UKIP responded to yesterday’s Times’s reporting of Nigel Farage’s EU allowances (£) by releasing a document about some of the paper’s journalists. It claims that “most” of these have family or personal connections to the Conservative Party and that the majority are from “immensely privileged backgrounds”: all but one are described as “privately-educated”.
I particularly admire the “most”. If the point of UKIP’s list is to expose immensely privileged, privately educated people with links to the Conservatives, why include those who don’t qualify?
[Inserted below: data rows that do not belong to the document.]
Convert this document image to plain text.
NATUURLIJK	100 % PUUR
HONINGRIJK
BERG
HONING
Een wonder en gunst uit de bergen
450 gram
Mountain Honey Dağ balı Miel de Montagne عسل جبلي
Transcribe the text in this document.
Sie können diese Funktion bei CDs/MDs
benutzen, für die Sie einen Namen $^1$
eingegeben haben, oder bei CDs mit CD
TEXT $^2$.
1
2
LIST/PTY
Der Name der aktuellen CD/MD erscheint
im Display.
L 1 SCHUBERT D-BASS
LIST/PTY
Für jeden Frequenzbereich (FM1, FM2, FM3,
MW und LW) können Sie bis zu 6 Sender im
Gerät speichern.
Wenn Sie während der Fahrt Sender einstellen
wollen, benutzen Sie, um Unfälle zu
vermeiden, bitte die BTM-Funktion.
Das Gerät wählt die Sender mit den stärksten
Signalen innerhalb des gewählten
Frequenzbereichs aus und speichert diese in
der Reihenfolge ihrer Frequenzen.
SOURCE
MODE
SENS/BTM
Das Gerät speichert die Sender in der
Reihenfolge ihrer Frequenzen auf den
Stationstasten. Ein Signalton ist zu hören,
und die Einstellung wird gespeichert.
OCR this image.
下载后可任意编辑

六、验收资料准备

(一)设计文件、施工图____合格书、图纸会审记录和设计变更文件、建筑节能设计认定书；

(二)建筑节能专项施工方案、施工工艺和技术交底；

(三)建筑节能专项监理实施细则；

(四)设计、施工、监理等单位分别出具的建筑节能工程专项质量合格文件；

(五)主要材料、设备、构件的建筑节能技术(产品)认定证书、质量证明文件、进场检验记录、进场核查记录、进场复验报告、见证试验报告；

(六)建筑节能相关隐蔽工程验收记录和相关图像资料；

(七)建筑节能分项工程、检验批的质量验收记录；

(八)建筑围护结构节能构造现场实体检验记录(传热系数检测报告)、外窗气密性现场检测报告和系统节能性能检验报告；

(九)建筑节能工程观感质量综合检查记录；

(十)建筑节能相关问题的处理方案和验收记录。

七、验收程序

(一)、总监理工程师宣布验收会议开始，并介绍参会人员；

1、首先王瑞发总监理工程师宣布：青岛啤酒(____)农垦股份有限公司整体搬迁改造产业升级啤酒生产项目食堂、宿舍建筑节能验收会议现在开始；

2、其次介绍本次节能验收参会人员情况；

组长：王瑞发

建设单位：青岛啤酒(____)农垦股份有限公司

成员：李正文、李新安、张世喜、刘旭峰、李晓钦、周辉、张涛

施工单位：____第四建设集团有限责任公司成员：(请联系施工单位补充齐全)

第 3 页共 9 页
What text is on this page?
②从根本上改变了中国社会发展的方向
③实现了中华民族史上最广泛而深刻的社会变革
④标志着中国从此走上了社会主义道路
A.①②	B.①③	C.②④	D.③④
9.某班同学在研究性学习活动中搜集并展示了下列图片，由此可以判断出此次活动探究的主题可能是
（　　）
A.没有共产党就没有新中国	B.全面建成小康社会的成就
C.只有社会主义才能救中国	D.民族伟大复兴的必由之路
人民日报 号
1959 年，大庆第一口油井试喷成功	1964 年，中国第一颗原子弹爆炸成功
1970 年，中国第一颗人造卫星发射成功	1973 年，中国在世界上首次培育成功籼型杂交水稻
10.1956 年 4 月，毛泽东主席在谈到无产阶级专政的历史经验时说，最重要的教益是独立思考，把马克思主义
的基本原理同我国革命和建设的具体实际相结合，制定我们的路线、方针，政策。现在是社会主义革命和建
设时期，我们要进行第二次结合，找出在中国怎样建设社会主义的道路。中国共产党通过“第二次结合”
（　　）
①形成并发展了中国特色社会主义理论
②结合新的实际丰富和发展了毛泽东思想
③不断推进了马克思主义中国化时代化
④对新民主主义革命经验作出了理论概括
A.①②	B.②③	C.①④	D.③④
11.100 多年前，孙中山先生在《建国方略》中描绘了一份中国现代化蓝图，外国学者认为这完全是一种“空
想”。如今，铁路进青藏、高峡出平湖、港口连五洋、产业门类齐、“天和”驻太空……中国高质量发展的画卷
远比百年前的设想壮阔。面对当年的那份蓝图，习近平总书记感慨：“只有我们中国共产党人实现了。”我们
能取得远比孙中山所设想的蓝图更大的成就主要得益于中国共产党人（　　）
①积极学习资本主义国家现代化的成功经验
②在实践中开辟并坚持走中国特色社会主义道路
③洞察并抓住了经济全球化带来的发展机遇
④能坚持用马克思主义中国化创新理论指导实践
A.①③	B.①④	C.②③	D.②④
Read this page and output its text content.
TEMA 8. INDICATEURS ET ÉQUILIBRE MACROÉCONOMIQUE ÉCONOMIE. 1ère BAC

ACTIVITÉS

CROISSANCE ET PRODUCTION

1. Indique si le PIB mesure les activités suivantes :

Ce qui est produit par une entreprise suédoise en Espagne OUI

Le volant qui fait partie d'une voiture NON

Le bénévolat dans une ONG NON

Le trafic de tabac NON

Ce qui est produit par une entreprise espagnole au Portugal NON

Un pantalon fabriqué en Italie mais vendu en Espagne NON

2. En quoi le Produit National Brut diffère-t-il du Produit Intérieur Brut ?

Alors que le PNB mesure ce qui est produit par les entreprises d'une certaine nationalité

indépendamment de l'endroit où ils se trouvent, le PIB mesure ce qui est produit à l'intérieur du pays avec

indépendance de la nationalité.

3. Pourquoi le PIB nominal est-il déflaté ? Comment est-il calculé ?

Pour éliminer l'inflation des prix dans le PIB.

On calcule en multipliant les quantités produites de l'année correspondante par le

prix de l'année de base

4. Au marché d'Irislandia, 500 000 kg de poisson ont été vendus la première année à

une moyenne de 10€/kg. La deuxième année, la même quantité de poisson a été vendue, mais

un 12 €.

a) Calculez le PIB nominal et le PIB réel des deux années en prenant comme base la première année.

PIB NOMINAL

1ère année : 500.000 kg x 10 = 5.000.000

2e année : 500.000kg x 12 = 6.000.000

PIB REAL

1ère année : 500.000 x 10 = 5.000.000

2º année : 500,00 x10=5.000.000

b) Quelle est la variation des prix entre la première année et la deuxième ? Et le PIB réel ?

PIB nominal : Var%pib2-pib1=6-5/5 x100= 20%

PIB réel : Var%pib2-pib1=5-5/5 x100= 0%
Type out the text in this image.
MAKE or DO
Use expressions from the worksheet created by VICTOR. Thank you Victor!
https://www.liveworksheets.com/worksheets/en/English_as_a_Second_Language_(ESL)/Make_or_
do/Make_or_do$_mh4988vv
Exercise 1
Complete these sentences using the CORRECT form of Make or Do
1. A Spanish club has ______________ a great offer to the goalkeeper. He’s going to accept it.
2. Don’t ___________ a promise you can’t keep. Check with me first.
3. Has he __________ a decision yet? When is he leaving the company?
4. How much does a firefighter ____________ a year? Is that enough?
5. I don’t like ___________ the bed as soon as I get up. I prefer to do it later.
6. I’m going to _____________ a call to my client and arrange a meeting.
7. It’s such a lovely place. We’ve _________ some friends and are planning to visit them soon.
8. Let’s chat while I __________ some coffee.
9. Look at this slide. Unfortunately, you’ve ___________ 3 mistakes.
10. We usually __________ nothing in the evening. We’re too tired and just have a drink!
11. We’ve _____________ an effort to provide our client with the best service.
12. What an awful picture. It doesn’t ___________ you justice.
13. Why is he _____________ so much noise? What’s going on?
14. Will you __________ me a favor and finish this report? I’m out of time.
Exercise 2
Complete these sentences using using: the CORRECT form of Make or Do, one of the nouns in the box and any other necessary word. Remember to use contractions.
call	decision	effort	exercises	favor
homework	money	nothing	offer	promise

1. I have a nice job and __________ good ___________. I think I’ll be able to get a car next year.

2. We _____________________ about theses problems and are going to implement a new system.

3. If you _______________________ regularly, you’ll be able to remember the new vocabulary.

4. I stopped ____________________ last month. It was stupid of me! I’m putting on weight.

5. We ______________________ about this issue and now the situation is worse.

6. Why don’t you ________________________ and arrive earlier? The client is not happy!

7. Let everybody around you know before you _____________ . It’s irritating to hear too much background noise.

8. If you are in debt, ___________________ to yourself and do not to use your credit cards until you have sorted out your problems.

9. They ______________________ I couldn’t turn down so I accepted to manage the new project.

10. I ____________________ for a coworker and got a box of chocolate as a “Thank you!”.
And why the bugbear about private education, since Nigel Farage himself was educated at Dulwich College, which was an independent school the last time I looked? (Weekly boarders: £10,736. Full boarders: £11,296.) Does this automatically make him “immensely privileged” – and if not, why not?
And so on. But to take UKIP’s gambit seriously would be to misunderstand it. The Party’s purpose in releasing its list is to discredit the Times in the eyes of those who might vote for it. For one of the two main political parties to act in this way would be madness. (Imagine if the Conservatives had last week released a list critical of those journalists who were reporting criticisms of Maria Miller.) However, UKIP is not one of the two main parties, so the rule does not apply.
It is more like the party with whose leader Farage recently debated – the Liberal Democrats. All Nick Clegg has to do to achieve his purpose at the next election is to hold the seats he already possesses. How the rest of the electorate votes elsewhere is of secondary interest to him. Similarly, all UKIP has to do is to keep hold of its present poll support. If it wins, say, ten per cent of the vote, it can put Ed Miliband in Downing Street, since it is taking more votes from the Tories than from Labour.
The Miliband/Farage, Molotov/Ribbentrop pact will then have achieved its purpose. Once it is has done so, Farage can set about his real business – namely, to merge the more rational part of UKIP with most of the Conservatives, thus extinguishing his own party. I suspect that the party’s riposte to the Times will succeed. UKIP voters are angry voters. They don’t read the paper. Until or unless other media outlets push the story hard, they won’t take it seriously – and probably wouldn’t even then.
As it happens, the case for Farage’s defence in relation to yesterday’s Times story is strong, and scarcely needs UKIP’s jolly dossier. Daniel Hannan points out that, like other MEPs, Farage is in receipt of “an allowance, not a claim. It is handed over unconditionally, with no requirement for receipts.” Furthermore, it cannot be refused. “When one of my British colleagues found himself with a slight surplus, and asked how to return it, he was told it couldn’t be done.”
“If you simply trouser the cash, no questions asked, as many MEPs do, then you are in effect immune to critical scrutiny. It is only when you publish more information than is required that you invite the kind of complaint that Nigel Farage has now attracted.” This doesn’t mean that the UKIP leader is in the clear with the Electoral Commission, that a senior UKIP official wasn’t silenced when she asked for an audit of the party’s finances, or that a former senior executive didn’t receive “a death threat”.
All these details are in the Times this morning, and the paper’s motive in publishing is shown by its return to the fray. This is very simple: like its rivals, it wants to sell newspapers. Times readers will lap up stories of UKIP chaos – and, since there’s a lot of it about, this story will run and run. Labour-supporting Times executives, such as Philip Collins, formerly Tony Blair’s chief speechwriter, will join happily with Tory ones in pushing it.
This detail is grist to UKP’s mill. Conservatives hand in glove with Labour – there you go! The LibLabCon in action! Creatures of the EUSSR! ZanuLab! The sheeple led to the slaughter house! P.S: I am the author of a Times piece (£) this morning. It’s nothing to do with UKIP. None the less, I am thus exposed as part of the anti-Farage conspiracy, together with my immensely privileged background. David Cameron should be more grateful to ConservativeHome than my experience suggests that he is.